Following my daughter's example

I had posted a little while ago regarding my younger daughter’s Tae Kwon Do class, and the emphasis on discipline. I respect the instructors and dojang (literal translation from Korean: “house of discipline”), how they have treated the children and drawn out the behaviors from them with a gentle hand.

So it was inevitable, I guess, that I would join my daughter when she moved up to the “6 and over” white belt class. And I was pretty excited about it.

Last night was that first class.

I wasn’t really nervous. I had been told that the class would be in a review mode leading up to this weekend’s belt upgrade testing, so I’d be a little lost. Kind of like trying to take a sip from a fire hose. But it turned out to not be all that bad. Having watched Abbie’s classes and done some practice with her at home, I wasn’t completely clueless (only partly clueless).

Standing out in a class of
short people.
Sitting cross-legged on the edge of the mat before class, lined up with all the other students, was almost comical. Most heads were at my shoulder level. I was definitely the only one there with grey hair. When we lined up for the beginning of class, I had to move a couple of the kids forward as they outranked me (they ALL did, since I had no rank starting out).

Within a few minutes of the start, into the warm-ups, I was sweating. And it appeared I was the only one sweating. Yeah. Thanks to being conditioned to cool myself, along with a 20mph wind to help the process (absent in the building), I was blotting my head often, trying to prevent a pool from forming on the mat. Stretching? Yep, 55 year-old man does not do ANYTHING close to splits. Something to work on.

I made it through the kicking drills fine. Then we did some practice on blocking – a center sweeping block I hadn’t seen done in Abbie’s previous class. There’s a reason my chosen sports involve a lot of repetition in anything that needs a modicum of coordination. Going slow I could get it. Once the pace quickened, my coordination failed me. But persistence pays off. Or eventually it will.

Anyway, from there we did a short game. The kid I was paired with had treated the kicking drills like he was trying to send the paddles flying out of the instructor’s hands. I knew that this guy would kick my behind… Turned out it was a few rounds of rock-paper-scissors, with the loser doing 3 push-ups each round.

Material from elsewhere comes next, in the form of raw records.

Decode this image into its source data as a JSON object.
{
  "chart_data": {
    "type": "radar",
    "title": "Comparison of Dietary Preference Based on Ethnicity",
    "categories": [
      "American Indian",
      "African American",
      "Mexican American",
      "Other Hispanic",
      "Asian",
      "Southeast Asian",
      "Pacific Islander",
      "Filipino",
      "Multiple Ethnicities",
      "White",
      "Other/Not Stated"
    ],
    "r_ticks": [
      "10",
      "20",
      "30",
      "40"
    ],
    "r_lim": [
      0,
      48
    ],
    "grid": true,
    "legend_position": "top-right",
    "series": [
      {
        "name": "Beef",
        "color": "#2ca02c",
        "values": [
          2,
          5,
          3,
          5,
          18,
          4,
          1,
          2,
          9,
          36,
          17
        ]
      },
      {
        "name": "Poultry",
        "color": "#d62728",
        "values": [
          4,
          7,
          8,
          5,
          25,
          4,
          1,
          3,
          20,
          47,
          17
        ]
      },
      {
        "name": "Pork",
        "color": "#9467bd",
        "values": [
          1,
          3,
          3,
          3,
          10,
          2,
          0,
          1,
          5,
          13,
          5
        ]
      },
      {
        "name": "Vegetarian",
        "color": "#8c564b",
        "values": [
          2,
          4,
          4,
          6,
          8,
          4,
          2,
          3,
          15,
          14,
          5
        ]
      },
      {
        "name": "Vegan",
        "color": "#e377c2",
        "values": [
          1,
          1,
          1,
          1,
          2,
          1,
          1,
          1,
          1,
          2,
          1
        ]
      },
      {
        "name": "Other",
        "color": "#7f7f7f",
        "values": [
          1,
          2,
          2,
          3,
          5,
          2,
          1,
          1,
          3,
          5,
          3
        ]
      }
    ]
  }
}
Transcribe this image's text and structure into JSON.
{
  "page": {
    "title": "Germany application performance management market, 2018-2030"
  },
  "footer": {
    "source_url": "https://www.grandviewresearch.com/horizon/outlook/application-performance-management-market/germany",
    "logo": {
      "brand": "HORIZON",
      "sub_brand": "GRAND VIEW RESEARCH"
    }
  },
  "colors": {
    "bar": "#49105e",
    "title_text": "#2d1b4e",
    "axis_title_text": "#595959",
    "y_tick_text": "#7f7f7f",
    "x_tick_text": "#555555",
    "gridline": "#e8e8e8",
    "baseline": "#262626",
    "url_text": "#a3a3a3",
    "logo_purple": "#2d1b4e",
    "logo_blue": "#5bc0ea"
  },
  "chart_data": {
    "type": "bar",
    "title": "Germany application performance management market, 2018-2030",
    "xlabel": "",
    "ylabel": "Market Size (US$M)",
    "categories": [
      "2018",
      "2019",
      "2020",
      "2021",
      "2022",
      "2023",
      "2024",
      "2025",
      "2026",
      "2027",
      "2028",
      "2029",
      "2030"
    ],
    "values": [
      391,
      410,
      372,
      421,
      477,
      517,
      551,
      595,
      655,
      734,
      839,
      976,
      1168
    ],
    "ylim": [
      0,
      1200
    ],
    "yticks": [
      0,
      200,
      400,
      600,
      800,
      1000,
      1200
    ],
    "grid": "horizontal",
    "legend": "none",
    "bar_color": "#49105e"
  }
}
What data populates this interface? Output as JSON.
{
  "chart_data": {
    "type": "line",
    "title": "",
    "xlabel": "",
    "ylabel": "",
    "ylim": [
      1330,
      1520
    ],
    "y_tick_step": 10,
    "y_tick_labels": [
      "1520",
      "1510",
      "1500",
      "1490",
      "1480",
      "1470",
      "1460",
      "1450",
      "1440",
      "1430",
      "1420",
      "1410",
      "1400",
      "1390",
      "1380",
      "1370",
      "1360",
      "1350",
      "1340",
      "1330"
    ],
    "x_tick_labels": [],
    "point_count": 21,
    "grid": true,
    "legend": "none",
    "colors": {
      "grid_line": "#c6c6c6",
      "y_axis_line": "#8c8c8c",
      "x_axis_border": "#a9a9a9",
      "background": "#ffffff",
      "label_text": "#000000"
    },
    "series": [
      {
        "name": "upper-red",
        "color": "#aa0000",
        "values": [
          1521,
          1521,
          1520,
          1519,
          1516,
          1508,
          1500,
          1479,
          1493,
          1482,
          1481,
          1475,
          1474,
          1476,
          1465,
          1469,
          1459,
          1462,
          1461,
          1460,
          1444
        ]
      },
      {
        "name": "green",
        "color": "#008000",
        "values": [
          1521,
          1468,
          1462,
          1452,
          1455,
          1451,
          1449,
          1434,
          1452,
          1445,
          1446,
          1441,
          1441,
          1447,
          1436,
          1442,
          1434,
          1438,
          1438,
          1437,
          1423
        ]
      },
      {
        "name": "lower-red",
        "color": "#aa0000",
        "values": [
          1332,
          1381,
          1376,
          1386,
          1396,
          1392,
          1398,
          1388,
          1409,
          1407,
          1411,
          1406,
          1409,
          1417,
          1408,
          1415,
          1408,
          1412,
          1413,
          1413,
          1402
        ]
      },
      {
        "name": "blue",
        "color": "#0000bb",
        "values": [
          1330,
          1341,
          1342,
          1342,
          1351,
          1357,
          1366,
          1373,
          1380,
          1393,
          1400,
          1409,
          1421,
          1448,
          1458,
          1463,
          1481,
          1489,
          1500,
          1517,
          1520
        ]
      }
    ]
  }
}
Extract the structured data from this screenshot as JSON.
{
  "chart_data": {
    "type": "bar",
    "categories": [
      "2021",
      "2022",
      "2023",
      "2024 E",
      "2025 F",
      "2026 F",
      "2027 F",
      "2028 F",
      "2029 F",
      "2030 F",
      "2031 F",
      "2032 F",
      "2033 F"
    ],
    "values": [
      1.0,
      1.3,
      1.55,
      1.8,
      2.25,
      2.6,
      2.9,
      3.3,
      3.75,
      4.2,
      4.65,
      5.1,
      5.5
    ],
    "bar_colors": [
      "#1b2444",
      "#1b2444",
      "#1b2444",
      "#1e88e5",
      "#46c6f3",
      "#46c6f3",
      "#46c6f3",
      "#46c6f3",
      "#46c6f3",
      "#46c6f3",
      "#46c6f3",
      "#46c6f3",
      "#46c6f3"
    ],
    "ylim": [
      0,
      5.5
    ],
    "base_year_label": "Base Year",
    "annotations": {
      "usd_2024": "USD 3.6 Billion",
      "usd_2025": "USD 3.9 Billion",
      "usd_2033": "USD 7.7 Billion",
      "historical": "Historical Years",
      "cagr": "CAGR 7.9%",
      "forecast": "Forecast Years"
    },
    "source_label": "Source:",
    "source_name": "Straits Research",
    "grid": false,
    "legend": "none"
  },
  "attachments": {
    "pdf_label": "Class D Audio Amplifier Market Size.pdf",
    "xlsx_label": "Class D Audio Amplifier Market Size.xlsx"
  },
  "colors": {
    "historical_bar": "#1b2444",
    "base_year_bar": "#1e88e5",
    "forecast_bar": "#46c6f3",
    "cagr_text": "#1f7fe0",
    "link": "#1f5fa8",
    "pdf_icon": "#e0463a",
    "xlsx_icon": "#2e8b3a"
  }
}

Whew!

The class ended with the new students breaking a board to earn their white belt. I saw the three boards with the belts sitting on the mat in front of the class, and noticed that one of them was significantly thicker than the others… I was second of the three to show my anger to the wood, and sure enough, that thicker board was mine. The “18+ board”, I was told.

I think Abbie was more excited
about me breaking a board
than I was.

I took my stance, and unleashed my kick. The board still broke easily. Thank the in-grain pine!

I was wrapped with my white belt (and double wrapped – that belt was WAY long), received my broken board, and thanked my instructor (kahm sah hamnida). The last new student broke her board (with some encouragement from the rest of the class), we paid our respects to the flags, the instructor (sah bum nim), and senior students (sun bae nim), and then were dismissed.

Going to sleep was a bit of a challenge – I was a bit keyed up still.

Now being “the morning after”, I find that I’m not really sore, but I am tired. And I’m looking forward to the next class on Thursday.